Landlord SS17

landlord new york ss 17
text humi difier illustrations charlie visconage

Sketch 2

milk crate

i brought you a box of sweet cakes but i am very worried that this is not ok! there are some reasons why i think this might not be ok to bring you sweet cakes.

here are the reasons:

if you already ate many sweet cakes today, then this is not ok, because you could be bored of them already.

also, if you have an allergy of sweet cakes, then this is not ok.

also, if sweet cakes give you bad dreams, then it’s not ok.

i am prepared to help you in case it’s not ok.

if you cry, i have a very long tissue for you to dry your eyes and blow your nose. it is many feet long, if you cry for a lot of minutes.

if you shout, i have a quiet hat, which i could take off and let you shout into it, if you want.
as a last resort, my shirt, it is similar to a tablecloth, which is similar to a stretcher, which can bring you to healing places, like a tropical island, or a bath tub. i will borrow it to you.

lovely

this specialty fragrance will remind everyone one that traffic cones are nothing to sneeze at. you better not mess with these traffic cones, which will totally show you what’s what if you mess with them! once every person smells this fragrance then they will never be rude to a traffic cone again. nobody hits them or kicks them over! cars keep their distance so nervously!

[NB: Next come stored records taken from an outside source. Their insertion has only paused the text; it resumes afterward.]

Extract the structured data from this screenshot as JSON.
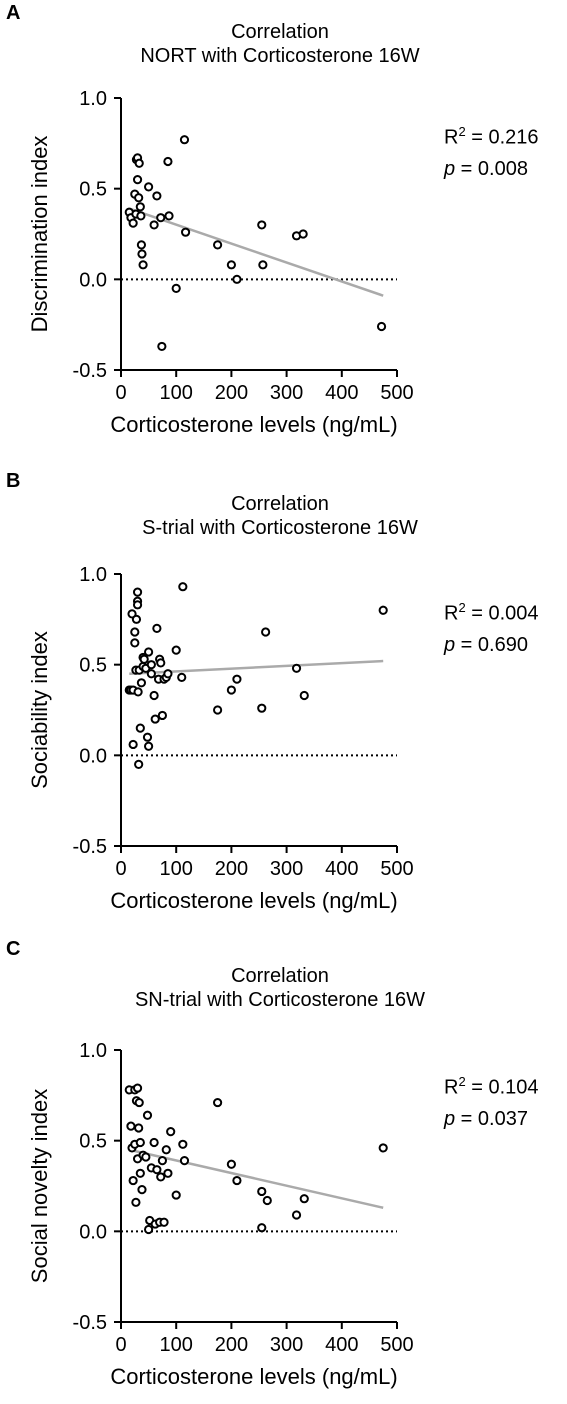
{
  "chart_data": [
    {
      "type": "scatter",
      "panel": "A",
      "title": "Correlation",
      "subtitle": "NORT with Corticosterone 16W",
      "xlabel": "Corticosterone levels (ng/mL)",
      "ylabel": "Discrimination  index",
      "xlim": [
        0,
        500
      ],
      "ylim": [
        -0.5,
        1.0
      ],
      "xticks": [
        "0",
        "100",
        "200",
        "300",
        "400",
        "500"
      ],
      "yticks": [
        "1.0",
        "0.5",
        "0.0",
        "-0.5"
      ],
      "stats": {
        "r2_label": "R",
        "r2_sup": "2",
        "r2_value": " = 0.216",
        "p_label": "p",
        "p_value": " = 0.008"
      },
      "x": [
        15,
        18,
        22,
        25,
        27,
        28,
        30,
        30,
        32,
        33,
        35,
        36,
        37,
        38,
        40,
        50,
        60,
        65,
        72,
        74,
        85,
        87,
        100,
        115,
        117,
        175,
        200,
        210,
        255,
        257,
        318,
        330,
        472
      ],
      "y": [
        0.37,
        0.34,
        0.31,
        0.47,
        0.36,
        0.66,
        0.67,
        0.55,
        0.45,
        0.64,
        0.4,
        0.35,
        0.19,
        0.14,
        0.08,
        0.51,
        0.3,
        0.46,
        0.34,
        -0.37,
        0.65,
        0.35,
        -0.05,
        0.77,
        0.26,
        0.19,
        0.08,
        0.0,
        0.3,
        0.08,
        0.24,
        0.25,
        -0.26
      ],
      "regression": {
        "x": [
          15,
          475
        ],
        "y": [
          0.39,
          -0.09
        ]
      }
    },
    {
      "type": "scatter",
      "panel": "B",
      "title": "Correlation",
      "subtitle": "S-trial with Corticosterone 16W",
      "xlabel": "Corticosterone levels (ng/mL)",
      "ylabel": "Sociability index",
      "xlim": [
        0,
        500
      ],
      "ylim": [
        -0.5,
        1.0
      ],
      "xticks": [
        "0",
        "100",
        "200",
        "300",
        "400",
        "500"
      ],
      "yticks": [
        "1.0",
        "0.5",
        "0.0",
        "-0.5"
      ],
      "stats": {
        "r2_label": "R",
        "r2_sup": "2",
        "r2_value": " = 0.004",
        "p_label": "p",
        "p_value": " = 0.690"
      },
      "x": [
        15,
        18,
        20,
        22,
        22,
        25,
        25,
        27,
        28,
        30,
        30,
        30,
        31,
        32,
        33,
        35,
        37,
        40,
        40,
        42,
        45,
        48,
        50,
        50,
        55,
        55,
        60,
        62,
        65,
        68,
        70,
        72,
        75,
        78,
        82,
        85,
        100,
        110,
        112,
        175,
        200,
        210,
        255,
        262,
        318,
        332,
        475
      ],
      "y": [
        0.36,
        0.36,
        0.78,
        0.36,
        0.06,
        0.68,
        0.62,
        0.47,
        0.75,
        0.85,
        0.83,
        0.9,
        0.35,
        -0.05,
        0.47,
        0.15,
        0.4,
        0.49,
        0.54,
        0.53,
        0.48,
        0.1,
        0.05,
        0.57,
        0.45,
        0.5,
        0.33,
        0.2,
        0.7,
        0.42,
        0.53,
        0.51,
        0.22,
        0.42,
        0.43,
        0.45,
        0.58,
        0.43,
        0.93,
        0.25,
        0.36,
        0.42,
        0.26,
        0.68,
        0.48,
        0.33,
        0.8
      ],
      "regression": {
        "x": [
          15,
          475
        ],
        "y": [
          0.45,
          0.52
        ]
      }
    },
    {
      "type": "scatter",
      "panel": "C",
      "title": "Correlation",
      "subtitle": "SN-trial with Corticosterone 16W",
      "xlabel": "Corticosterone levels (ng/mL)",
      "ylabel": "Social novelty index",
      "xlim": [
        0,
        500
      ],
      "ylim": [
        -0.5,
        1.0
      ],
      "xticks": [
        "0",
        "100",
        "200",
        "300",
        "400",
        "500"
      ],
      "yticks": [
        "1.0",
        "0.5",
        "0.0",
        "-0.5"
      ],
      "stats": {
        "r2_label": "R",
        "r2_sup": "2",
        "r2_value": " = 0.104",
        "p_label": "p",
        "p_value": " = 0.037"
      },
      "x": [
        15,
        18,
        20,
        22,
        25,
        25,
        27,
        28,
        30,
        30,
        32,
        33,
        35,
        35,
        38,
        40,
        45,
        48,
        50,
        52,
        55,
        60,
        62,
        65,
        70,
        72,
        75,
        78,
        82,
        85,
        90,
        100,
        112,
        115,
        175,
        200,
        210,
        255,
        255,
        265,
        318,
        332,
        475
      ],
      "y": [
        0.78,
        0.58,
        0.46,
        0.28,
        0.78,
        0.48,
        0.16,
        0.72,
        0.79,
        0.4,
        0.57,
        0.71,
        0.32,
        0.49,
        0.23,
        0.42,
        0.41,
        0.64,
        0.01,
        0.06,
        0.35,
        0.49,
        0.04,
        0.34,
        0.05,
        0.3,
        0.39,
        0.05,
        0.45,
        0.32,
        0.55,
        0.2,
        0.48,
        0.39,
        0.71,
        0.37,
        0.28,
        0.22,
        0.02,
        0.17,
        0.09,
        0.18,
        0.46
      ],
      "regression": {
        "x": [
          15,
          475
        ],
        "y": [
          0.45,
          0.13
        ]
      }
    }
  ]
}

traffic cone feels strong and beautiful. she radiates deep orange confidence. she knows she is untouchable on the asphalt. this gives her reassurance that she is great, that she can do anything she believes in. traffic cone acknowledges her imperfections fearlessly. she has learned to love herself again.

Sketch 3

 

cautious

how to behave around bats if you are not a bat technician

  1. don’t pout
  2. stand completely still
  3. make an obstacle course with tiny rings, so the bats can echolocate sound waves through the rings
  4. offer the bats peach gummies while apologizing

half gallon orange juice

luggage strap is touching something all the time. she often touches cardboard, but sometimes  she touches suitcase. when this happens it’s a touch and also a big constricting hug – not like a bear, but like a huge tongue in the jungle – that color.

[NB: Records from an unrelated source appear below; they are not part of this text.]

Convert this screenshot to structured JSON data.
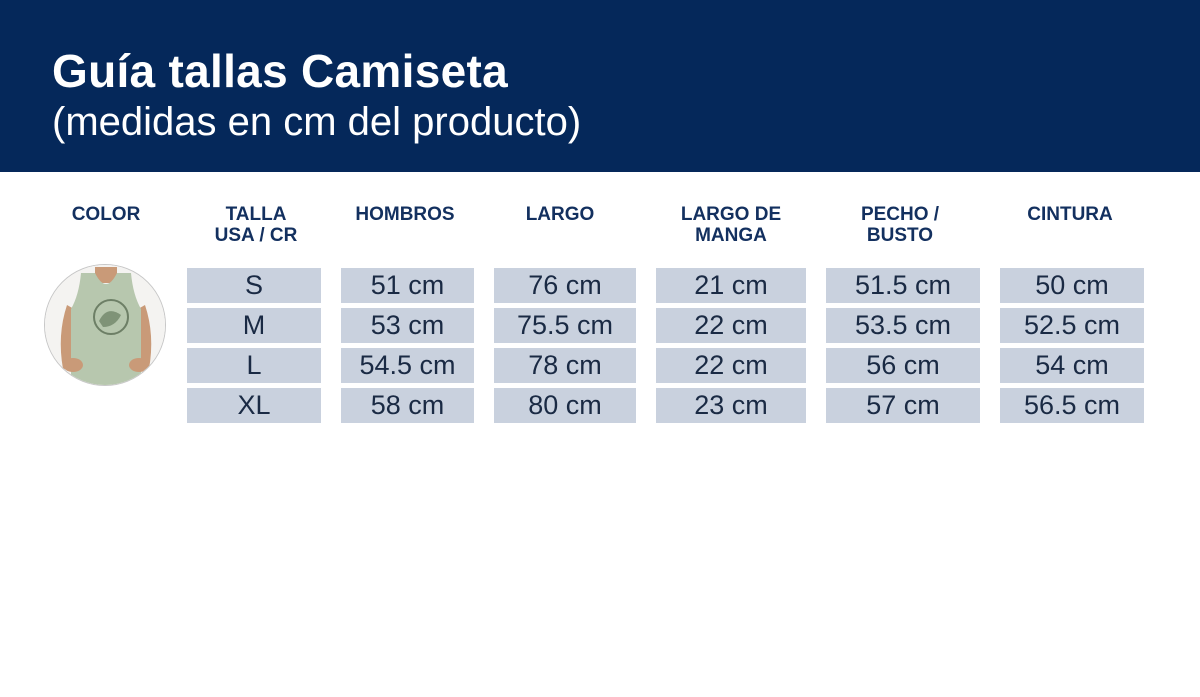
{
  "header": {
    "title": "Guía tallas Camiseta",
    "subtitle": "(medidas en cm del producto)"
  },
  "colors": {
    "header_bg": "#05285a",
    "header_text": "#ffffff",
    "column_heading": "#13305f",
    "cell_bg": "#c9d1de",
    "cell_text": "#1a2a44",
    "shirt": "#b7c7ae"
  },
  "columns": {
    "color": "COLOR",
    "talla_line1": "TALLA",
    "talla_line2": "USA / CR",
    "hombros": "HOMBROS",
    "largo": "LARGO",
    "manga_line1": "LARGO DE",
    "manga_line2": "MANGA",
    "pecho_line1": "PECHO /",
    "pecho_line2": "BUSTO",
    "cintura": "CINTURA"
  },
  "rows": [
    {
      "talla": "S",
      "hombros": "51 cm",
      "largo": "76 cm",
      "manga": "21 cm",
      "pecho": "51.5 cm",
      "cintura": "50 cm"
    },
    {
      "talla": "M",
      "hombros": "53 cm",
      "largo": "75.5 cm",
      "manga": "22 cm",
      "pecho": "53.5 cm",
      "cintura": "52.5 cm"
    },
    {
      "talla": "L",
      "hombros": "54.5 cm",
      "largo": "78 cm",
      "manga": "22 cm",
      "pecho": "56 cm",
      "cintura": "54 cm"
    },
    {
      "talla": "XL",
      "hombros": "58 cm",
      "largo": "80 cm",
      "manga": "23 cm",
      "pecho": "57 cm",
      "cintura": "56.5 cm"
    }
  ],
  "product_image": {
    "icon": "tank-top-model-photo"
  }
}
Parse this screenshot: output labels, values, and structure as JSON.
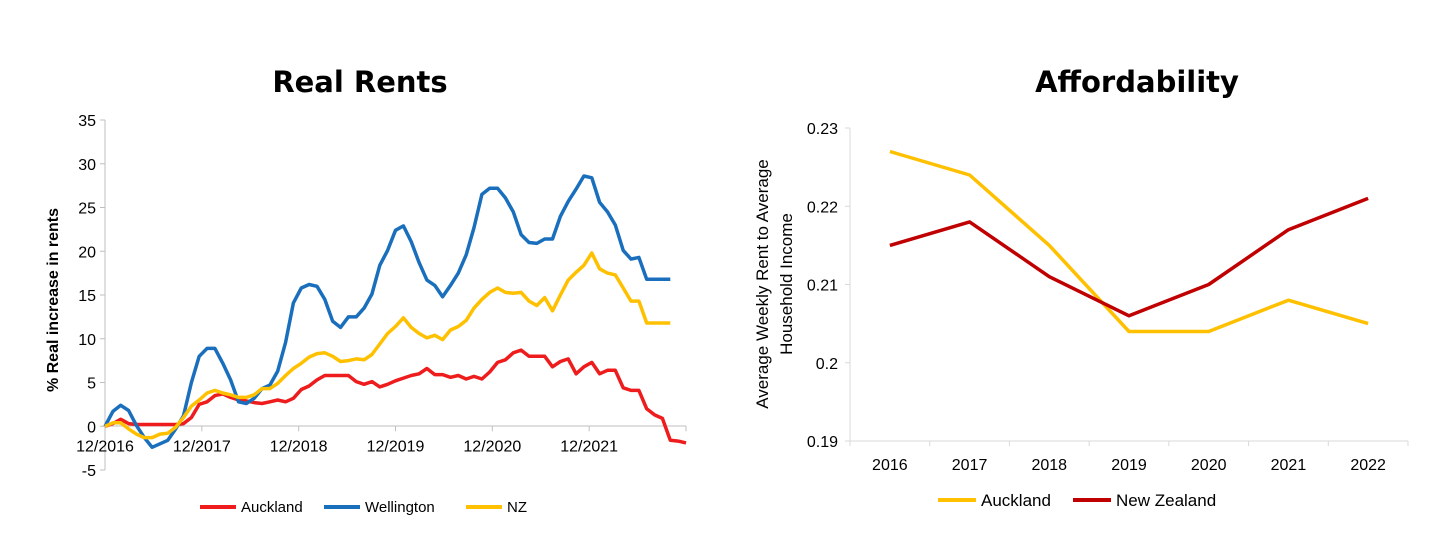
{
  "chart_data": [
    {
      "type": "line",
      "title": "Real Rents",
      "xlabel": "",
      "ylabel": "% Real increase in rents",
      "ylim": [
        -5,
        35
      ],
      "yticks": [
        "-5",
        "0",
        "5",
        "10",
        "15",
        "20",
        "25",
        "30",
        "35"
      ],
      "xticks": [
        "12/2016",
        "12/2017",
        "12/2018",
        "12/2019",
        "12/2020",
        "12/2021"
      ],
      "x_start": "12/2016",
      "x_end": "12/2022",
      "grid": false,
      "legend": "bottom",
      "series": [
        {
          "name": "Auckland",
          "color": "#ee1c1c",
          "values": [
            0,
            0.3,
            0.8,
            0.3,
            0.2,
            0.2,
            0.2,
            0.2,
            0.2,
            0.2,
            0.3,
            1.0,
            2.5,
            2.8,
            3.5,
            3.7,
            3.3,
            3.0,
            2.9,
            2.7,
            2.6,
            2.8,
            3.0,
            2.8,
            3.2,
            4.2,
            4.6,
            5.3,
            5.8,
            5.8,
            5.8,
            5.8,
            5.1,
            4.8,
            5.1,
            4.5,
            4.8,
            5.2,
            5.5,
            5.8,
            6.0,
            6.6,
            5.9,
            5.9,
            5.6,
            5.8,
            5.4,
            5.7,
            5.4,
            6.2,
            7.3,
            7.6,
            8.4,
            8.7,
            8.0,
            8.0,
            8.0,
            6.8,
            7.4,
            7.7,
            6.0,
            6.8,
            7.3,
            6.0,
            6.4,
            6.4,
            4.4,
            4.1,
            4.1,
            2.0,
            1.3,
            0.9,
            -1.6,
            -1.7,
            -1.9
          ]
        },
        {
          "name": "Wellington",
          "color": "#1a6fbd",
          "values": [
            0,
            1.7,
            2.4,
            1.8,
            0.1,
            -1.3,
            -2.4,
            -2.0,
            -1.6,
            -0.3,
            1.2,
            5.0,
            8.0,
            8.9,
            8.9,
            7.2,
            5.3,
            2.8,
            2.6,
            3.2,
            4.3,
            4.7,
            6.3,
            9.6,
            14.1,
            15.8,
            16.2,
            16.0,
            14.5,
            12.0,
            11.3,
            12.5,
            12.5,
            13.5,
            15.1,
            18.4,
            20.1,
            22.4,
            22.9,
            21.1,
            18.7,
            16.7,
            16.1,
            14.8,
            16.1,
            17.5,
            19.6,
            22.7,
            26.5,
            27.2,
            27.2,
            26.1,
            24.5,
            21.9,
            21.0,
            20.9,
            21.4,
            21.4,
            24.0,
            25.7,
            27.1,
            28.6,
            28.4,
            25.6,
            24.5,
            23.0,
            20.1,
            19.1,
            19.3,
            16.8,
            16.8,
            16.8,
            16.8
          ]
        },
        {
          "name": "NZ",
          "color": "#ffc000",
          "values": [
            0,
            0.4,
            0.4,
            -0.3,
            -0.9,
            -1.3,
            -1.3,
            -0.9,
            -0.8,
            -0.1,
            1.0,
            2.3,
            3.0,
            3.8,
            4.1,
            3.8,
            3.6,
            3.3,
            3.3,
            3.6,
            4.3,
            4.3,
            4.9,
            5.8,
            6.6,
            7.2,
            7.9,
            8.3,
            8.4,
            8.0,
            7.4,
            7.5,
            7.7,
            7.6,
            8.2,
            9.4,
            10.6,
            11.4,
            12.4,
            11.3,
            10.6,
            10.1,
            10.4,
            9.9,
            11.0,
            11.4,
            12.1,
            13.5,
            14.5,
            15.3,
            15.8,
            15.3,
            15.2,
            15.3,
            14.3,
            13.8,
            14.7,
            13.2,
            15.0,
            16.7,
            17.6,
            18.4,
            19.8,
            18.0,
            17.5,
            17.3,
            15.8,
            14.3,
            14.3,
            11.8,
            11.8,
            11.8,
            11.8
          ]
        }
      ]
    },
    {
      "type": "line",
      "title": "Affordability",
      "xlabel": "",
      "ylabel": "Average Weekly Rent to Average Household Income",
      "ylabel_lines": [
        "Average Weekly Rent to Average",
        "Household Income"
      ],
      "ylim": [
        0.19,
        0.23
      ],
      "yticks": [
        "0.19",
        "0.2",
        "0.21",
        "0.22",
        "0.23"
      ],
      "categories": [
        "2016",
        "2017",
        "2018",
        "2019",
        "2020",
        "2021",
        "2022"
      ],
      "grid": false,
      "legend": "bottom",
      "series": [
        {
          "name": "Auckland",
          "color": "#ffc000",
          "values": [
            0.227,
            0.224,
            0.215,
            0.204,
            0.204,
            0.208,
            0.205
          ]
        },
        {
          "name": "New Zealand",
          "color": "#c00000",
          "values": [
            0.215,
            0.218,
            0.211,
            0.206,
            0.21,
            0.217,
            0.221
          ]
        }
      ]
    }
  ]
}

well when luggage strap has to stop touching suitcase, she releases her tongue hug, but she has to think a long time about it before she does. finally, after thoughtful deliberation, her muscles loosen, and she decides it’s ok to relax and let go now. luggage strap often worries that the suitcase will feel unloved and lonely if she does not give the best possible tongue hug. even though she always does, luggage strap never thinks it’s enough.

 

steam

rug chunks don’t usually smell bad, and they are cleaned with relative ease at most stages of decomposition. when fresh, and slightly wet, it may be better to clean, as some of the moisture left from the rug chunks have yet to settle in the rug fibers and dry. while not crucial, it’s best to deprive rug chunks the opportunity of drying themselves off on your fine floor coverings.

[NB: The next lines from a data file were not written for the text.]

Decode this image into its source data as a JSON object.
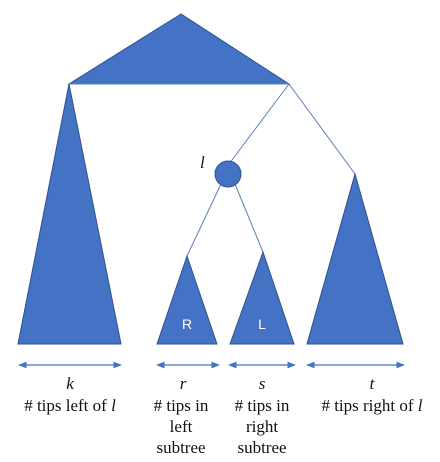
{
  "node_label": "l",
  "subtrees": {
    "left_subtree_letter": "R",
    "right_subtree_letter": "L"
  },
  "counts": {
    "k": {
      "variable": "k",
      "caption_lines": [
        "# tips left of "
      ],
      "caption_var": "l"
    },
    "r": {
      "variable": "r",
      "caption_lines": [
        "# tips in",
        "left",
        "subtree"
      ]
    },
    "s": {
      "variable": "s",
      "caption_lines": [
        "# tips in",
        "right",
        "subtree"
      ]
    },
    "t": {
      "variable": "t",
      "caption_lines": [
        "# tips right of "
      ],
      "caption_var": "l"
    }
  },
  "colors": {
    "fill": "#4472C4",
    "stroke": "#2F528F",
    "edge": "#5B7FB8"
  }
}
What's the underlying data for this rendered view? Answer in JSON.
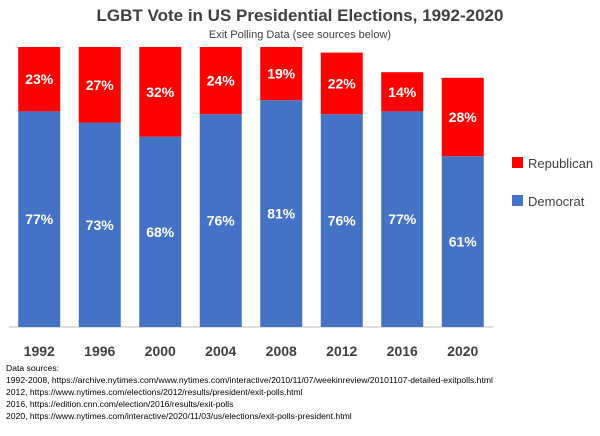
{
  "chart_data": {
    "type": "bar",
    "stacked": true,
    "title": "LGBT Vote in US Presidential Elections, 1992-2020",
    "subtitle": "Exit Polling Data (see sources below)",
    "categories": [
      "1992",
      "1996",
      "2000",
      "2004",
      "2008",
      "2012",
      "2016",
      "2020"
    ],
    "series": [
      {
        "name": "Democrat",
        "values": [
          77,
          73,
          68,
          76,
          81,
          76,
          77,
          61
        ],
        "color": "#4472C4"
      },
      {
        "name": "Republican",
        "values": [
          23,
          27,
          32,
          24,
          19,
          22,
          14,
          28
        ],
        "color": "#FF0000"
      }
    ],
    "value_labels": [
      [
        "77%",
        "73%",
        "68%",
        "76%",
        "81%",
        "76%",
        "77%",
        "61%"
      ],
      [
        "23%",
        "27%",
        "32%",
        "24%",
        "19%",
        "22%",
        "14%",
        "28%"
      ]
    ],
    "ylim": [
      0,
      100
    ],
    "grid": false,
    "legend_position": "right"
  },
  "sources": {
    "heading": "Data sources:",
    "lines": [
      "1992-2008, https://archive.nytimes.com/www.nytimes.com/interactive/2010/11/07/weekinreview/20101107-detailed-exitpolls.html",
      "2012, https://www.nytimes.com/elections/2012/results/president/exit-polls.html",
      "2016, https://edition.cnn.com/election/2016/results/exit-polls",
      "2020, https://www.nytimes.com/interactive/2020/11/03/us/elections/exit-polls-president.html"
    ]
  }
}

when drying, though, it is fortunate that rug chunks do not rot or become excessively pungent. mostly they dry into crumbly rocks, and are quite easily removed from the rug. when rug chunks dry, the most effective cleaning strategy is to wet the affected area with a good disinfectant, one with a pleasant smell. dab with a cloth or paper towel repeatedly in order to allow the maximum amount of disinfectant to reach the affected fibers below. then, use an absorbent material like a cloth or a paper towel to absorb the remaining moisture by again dabbing the affected area.

once you have collected the rug chunks, they may be steeped for bitter teas or fashioned into attractive earrings.

 

visconage1

 

doppleganger

first i would take this (boy) to an agreeably sized pond, as close to circular as possible. out of my pocket i would take out a large paper bag, balled up, and reveal to him that it is crammed to bursting with blueberries. suddenly, before he realizes what’s happening, a gang of very polite raccoons has descended upon us, eager to share the blueberries.
excited now, the (boy) would help me to instruct the raccoons to form a circle around the pond’s edge, until its entire circumference is bedazzled with hungry and well behaved raccoons. then, i would give half the blueberries to the (boy), and we would distribute each raccoon a single blueberry, one by one. because raccoons are exceptionally cleanly creatures, they will all dip their blueberries in the pond, giving them a gentle but thorough wash, before eating.

egg cream

this never would have happened if as a child he was given a potato peeler.

this never would have happened if he had been taught to peel his bread.

he would have learned the values of peeling breads.

he would have learned the feeling of flour on hands, under finger nails.

there are many uses for peeled breads, but he never learned them.

he never learned that the bread skins were good, sturdy handbags.

he never learned that the soft insides were heavy clouds.

if only someone taught him better about those breads.